Alicante’s plundered new homes

Local activists are documenting looted unsold properties to raise awareness of untrammeled building

These houses in Callosa de Segura were being sold for over €100,000 several months ago.
These houses in Callosa de Segura were being sold for over €100,000 several months ago.

Dozens of new buildings that never got sold in Alicante province are being stripped bare by thieves who take away everything they can carry, leaving behind nothing but crumbling walls and roofs.

“Copper, doors, iron ... they’ve taken everything,” says Moisés Cruz, a member of the Plataforma Anticorrupción Defensa de la Huerta, a group that raises awareness about the effects of speculation and untrammeled construction in La Vega Baja, an area in southern Alicante.

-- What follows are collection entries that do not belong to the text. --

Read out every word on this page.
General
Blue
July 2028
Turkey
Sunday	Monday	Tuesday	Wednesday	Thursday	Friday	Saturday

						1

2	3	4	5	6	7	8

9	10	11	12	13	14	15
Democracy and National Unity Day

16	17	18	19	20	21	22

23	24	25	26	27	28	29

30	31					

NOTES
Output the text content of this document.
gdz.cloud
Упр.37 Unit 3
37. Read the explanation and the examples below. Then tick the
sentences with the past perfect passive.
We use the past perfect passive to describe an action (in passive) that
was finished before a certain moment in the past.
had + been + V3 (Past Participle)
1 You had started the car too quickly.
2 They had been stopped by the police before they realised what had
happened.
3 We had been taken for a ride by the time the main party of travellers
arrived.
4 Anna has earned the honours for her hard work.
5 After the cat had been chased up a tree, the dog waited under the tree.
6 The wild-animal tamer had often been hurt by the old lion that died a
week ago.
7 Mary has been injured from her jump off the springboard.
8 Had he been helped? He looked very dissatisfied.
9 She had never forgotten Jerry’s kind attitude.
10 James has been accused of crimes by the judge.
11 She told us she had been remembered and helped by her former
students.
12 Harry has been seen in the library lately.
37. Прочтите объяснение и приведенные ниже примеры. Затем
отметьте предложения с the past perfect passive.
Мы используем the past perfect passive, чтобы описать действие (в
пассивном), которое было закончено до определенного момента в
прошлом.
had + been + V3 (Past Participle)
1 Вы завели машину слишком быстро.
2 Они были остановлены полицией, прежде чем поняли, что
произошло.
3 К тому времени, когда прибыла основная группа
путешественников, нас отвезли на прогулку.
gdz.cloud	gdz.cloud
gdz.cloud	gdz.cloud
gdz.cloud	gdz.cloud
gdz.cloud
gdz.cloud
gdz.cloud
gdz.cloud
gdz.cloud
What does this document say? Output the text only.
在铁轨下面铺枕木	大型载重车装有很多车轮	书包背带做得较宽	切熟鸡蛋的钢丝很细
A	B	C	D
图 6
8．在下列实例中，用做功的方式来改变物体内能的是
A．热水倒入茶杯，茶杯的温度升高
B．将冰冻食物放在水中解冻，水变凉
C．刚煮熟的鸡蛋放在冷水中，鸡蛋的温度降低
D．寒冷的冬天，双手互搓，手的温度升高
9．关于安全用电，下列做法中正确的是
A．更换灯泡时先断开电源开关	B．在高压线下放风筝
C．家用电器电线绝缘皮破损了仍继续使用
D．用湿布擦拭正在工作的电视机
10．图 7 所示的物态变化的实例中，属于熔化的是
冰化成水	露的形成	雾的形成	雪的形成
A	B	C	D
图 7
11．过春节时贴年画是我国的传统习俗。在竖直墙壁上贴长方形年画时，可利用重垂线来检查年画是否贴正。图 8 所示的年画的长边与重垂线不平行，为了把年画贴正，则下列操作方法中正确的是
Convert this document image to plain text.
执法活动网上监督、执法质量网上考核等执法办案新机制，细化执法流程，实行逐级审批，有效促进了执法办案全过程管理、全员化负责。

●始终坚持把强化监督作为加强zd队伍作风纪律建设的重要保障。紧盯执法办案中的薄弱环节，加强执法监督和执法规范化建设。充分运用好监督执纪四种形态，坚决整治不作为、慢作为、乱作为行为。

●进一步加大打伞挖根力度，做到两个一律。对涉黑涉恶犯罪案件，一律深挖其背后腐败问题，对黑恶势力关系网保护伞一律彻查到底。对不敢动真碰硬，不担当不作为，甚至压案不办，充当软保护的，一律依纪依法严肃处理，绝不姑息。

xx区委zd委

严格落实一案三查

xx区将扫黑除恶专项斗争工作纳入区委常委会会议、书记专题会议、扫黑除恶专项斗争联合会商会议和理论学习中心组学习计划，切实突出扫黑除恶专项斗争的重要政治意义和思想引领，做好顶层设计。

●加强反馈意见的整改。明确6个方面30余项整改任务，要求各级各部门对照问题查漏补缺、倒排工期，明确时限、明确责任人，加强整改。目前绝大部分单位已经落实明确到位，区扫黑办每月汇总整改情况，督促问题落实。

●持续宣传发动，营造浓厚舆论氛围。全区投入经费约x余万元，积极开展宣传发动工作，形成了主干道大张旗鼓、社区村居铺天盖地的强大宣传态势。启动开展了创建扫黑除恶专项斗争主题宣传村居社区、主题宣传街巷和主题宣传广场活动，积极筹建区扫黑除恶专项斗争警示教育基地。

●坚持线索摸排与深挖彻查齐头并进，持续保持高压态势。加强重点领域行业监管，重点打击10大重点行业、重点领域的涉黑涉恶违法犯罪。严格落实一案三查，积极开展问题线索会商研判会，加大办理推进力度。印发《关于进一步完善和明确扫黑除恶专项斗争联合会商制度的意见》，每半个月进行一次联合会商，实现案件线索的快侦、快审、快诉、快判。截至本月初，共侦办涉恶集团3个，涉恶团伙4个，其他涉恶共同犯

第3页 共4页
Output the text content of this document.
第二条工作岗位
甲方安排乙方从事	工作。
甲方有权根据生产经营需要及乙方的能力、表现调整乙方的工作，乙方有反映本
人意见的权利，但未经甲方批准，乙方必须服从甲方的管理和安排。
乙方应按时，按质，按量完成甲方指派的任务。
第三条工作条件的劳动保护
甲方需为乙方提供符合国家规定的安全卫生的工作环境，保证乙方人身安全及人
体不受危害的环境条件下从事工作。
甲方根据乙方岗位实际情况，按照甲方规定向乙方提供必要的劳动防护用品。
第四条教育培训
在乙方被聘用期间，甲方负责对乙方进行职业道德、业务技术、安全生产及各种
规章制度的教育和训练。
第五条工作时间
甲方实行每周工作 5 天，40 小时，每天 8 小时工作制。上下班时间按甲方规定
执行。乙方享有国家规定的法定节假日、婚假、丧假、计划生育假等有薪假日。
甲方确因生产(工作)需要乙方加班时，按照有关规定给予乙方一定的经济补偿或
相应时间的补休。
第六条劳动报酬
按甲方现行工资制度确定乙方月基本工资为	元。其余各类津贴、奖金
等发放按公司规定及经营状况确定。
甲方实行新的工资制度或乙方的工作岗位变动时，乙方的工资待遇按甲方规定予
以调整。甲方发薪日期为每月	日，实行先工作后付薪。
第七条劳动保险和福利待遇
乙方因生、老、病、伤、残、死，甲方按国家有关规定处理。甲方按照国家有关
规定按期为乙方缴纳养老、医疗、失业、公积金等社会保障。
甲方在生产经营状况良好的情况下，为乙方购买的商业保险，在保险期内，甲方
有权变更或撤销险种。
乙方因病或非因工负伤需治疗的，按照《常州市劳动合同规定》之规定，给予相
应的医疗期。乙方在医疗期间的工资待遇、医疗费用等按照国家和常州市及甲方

Members of the group have spent the last year documenting the negative consequences by taking photographs of derelict buldings put up during the real estate boom, then left to their fate after the property crash.

A salient example is to be found as you head into the town of Almoradí, where a residential building is now inhabited by drug addicts and graffiti artists. In Callosa de Segura what was once “a unique opportunity” to buy duplexes for anywhere between €100,000 and €200,000 has now been stripped of its bathrooms. In Benferri, the wind blows through the roofs of bungalows whose wiring disappeared long ago. The list goes on. The homes are now owned by the banks, and in some cases even the construction cranes were left behind on the site. Some of the properties were never used to begin with, while others were abandoned, such as the four-star Villa De Catral Hotel Spa, which shut down in 2010.

Rubble is all that remains in the 65 rooms of this abandoned spa hotel.
Rubble is all that remains in the 65 rooms of this abandoned spa hotel.

“These buildings look like they were bombed in a war,” notes Cruz. “They are the product of overly ambitious zoning plans.” In Orihuela, the capital of La Vega Baja, there are over 15,000 illegal homes.

Common sense has been sorely lacking in the development plans of many towns. In early 2014, the Valencia regional government refused Almoradí permission to rezone land in order to build 11,000 more new homes and bring in an estimated 50,000 new residents into this town of 20,000.

Around the same time, the regional High Court canceled plans to build 40,000 homes for 100,000 new residents in San Miguel de Salinas, a village of around 7,000.